At the end of this month, when the college roping season begins, Zack Mabry will once begin his journey toward Casper, Wyoming, and the College National Finals Rodeo.
Last year, Mabry, a 2009 graduate of Appalachian High School, finished third in the region and 10th in the nation, qualifying him for the finals. Mabry and his roping partner didn’t finish in the top 10, but that isn’t stopping him from working toward that goal this year. Especially since, despite his finish, he was still featured on ESPN when he and his roping partner had the fastest time for one of their performances.
Mabry is already making an impact in the roping world this year. In July, he won the Alabama Championship and the Eastern United States Team Roping Championship which qualified him for the United States Team Roping Championships (USTRC) National Championship roping event in Oklahoma City in October.
These feats have been a long time coming for Mabry. His interest in roping began when he was only 3 years old, according to his grandfather, Neal Malone.
“Team roping has been Zack’s dream sport since he was 3 years old,” Malone said. “He roped everything from a dog to a cow to a goat to a sheep to my left foot to a grown bucking bull in the road arena.”
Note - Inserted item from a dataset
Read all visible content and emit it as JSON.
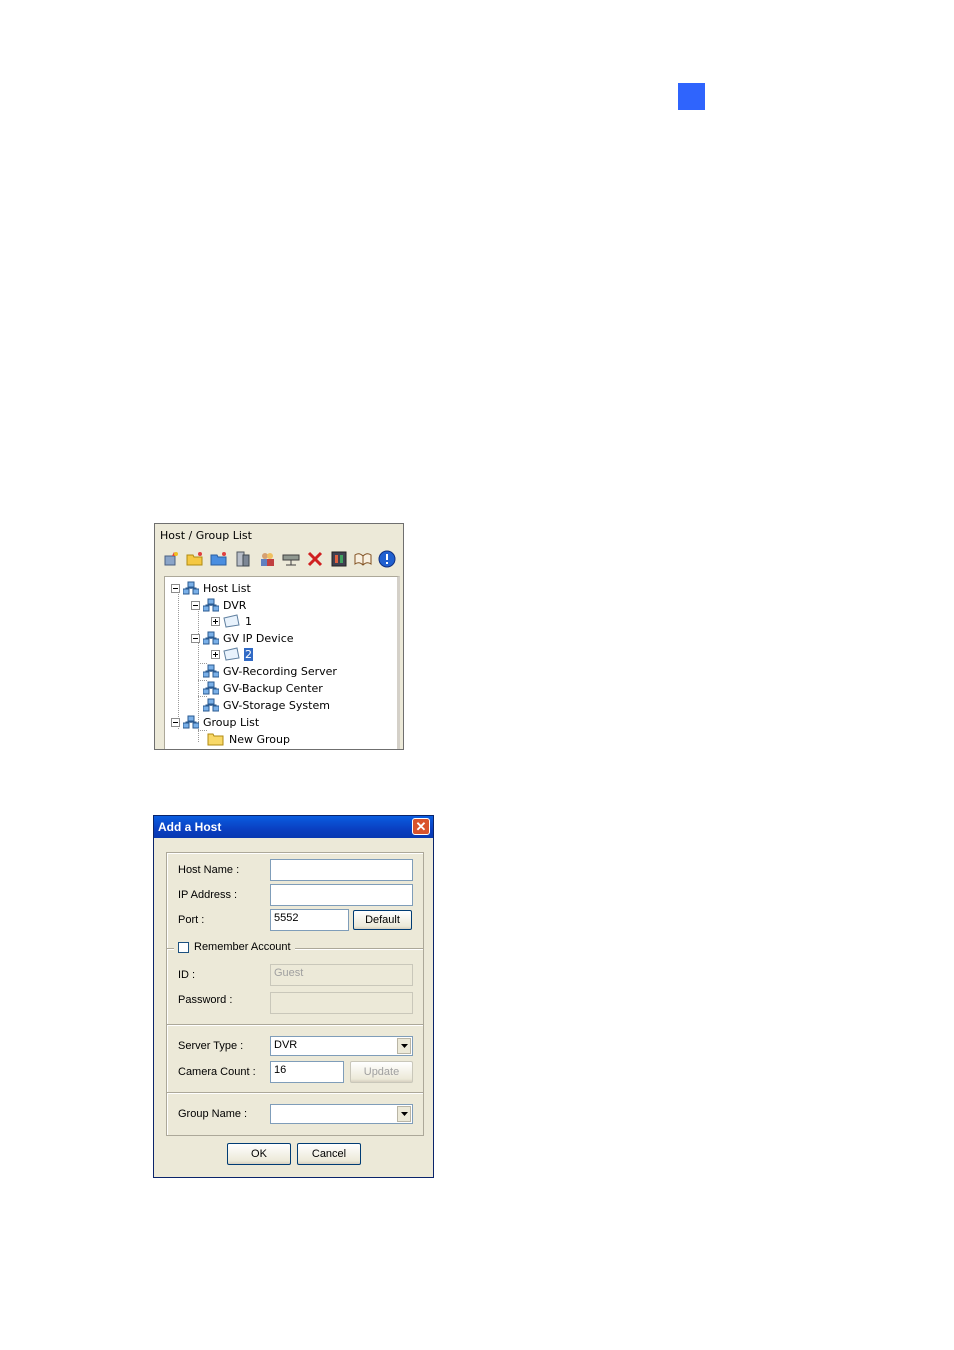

The person who not only introduced Mabry to the world of roping but also has served as his mentor is Oneonta native Barry Long.
“While out of school for the summer, Zack helps Barry on his ranch where he raises rodeo and beef cattle as well as sheep and horses,” Malone said. “It is a real Alabama ranch. He has worked there since he was a small boy and has grown up helping train the roping horses.”
Mabry says he participated in other sports while growing up and during high school but roping became his focus.
“It was just something different,” Mabry said. “I grew up with it and even though I played other sports it’s what really stuck with me.”
For two years, Mabry attended Jacksonville State University before he transferred in 2011 to Troy University on a rodeo scholarship as a part of their roping team. Now, he attends Tennessee Martin where he is continuing his roping career.
He currently is majoring in sports management and says he would enjoy a job working in the horse management industry, but still maintains he would love to continue competing in roping.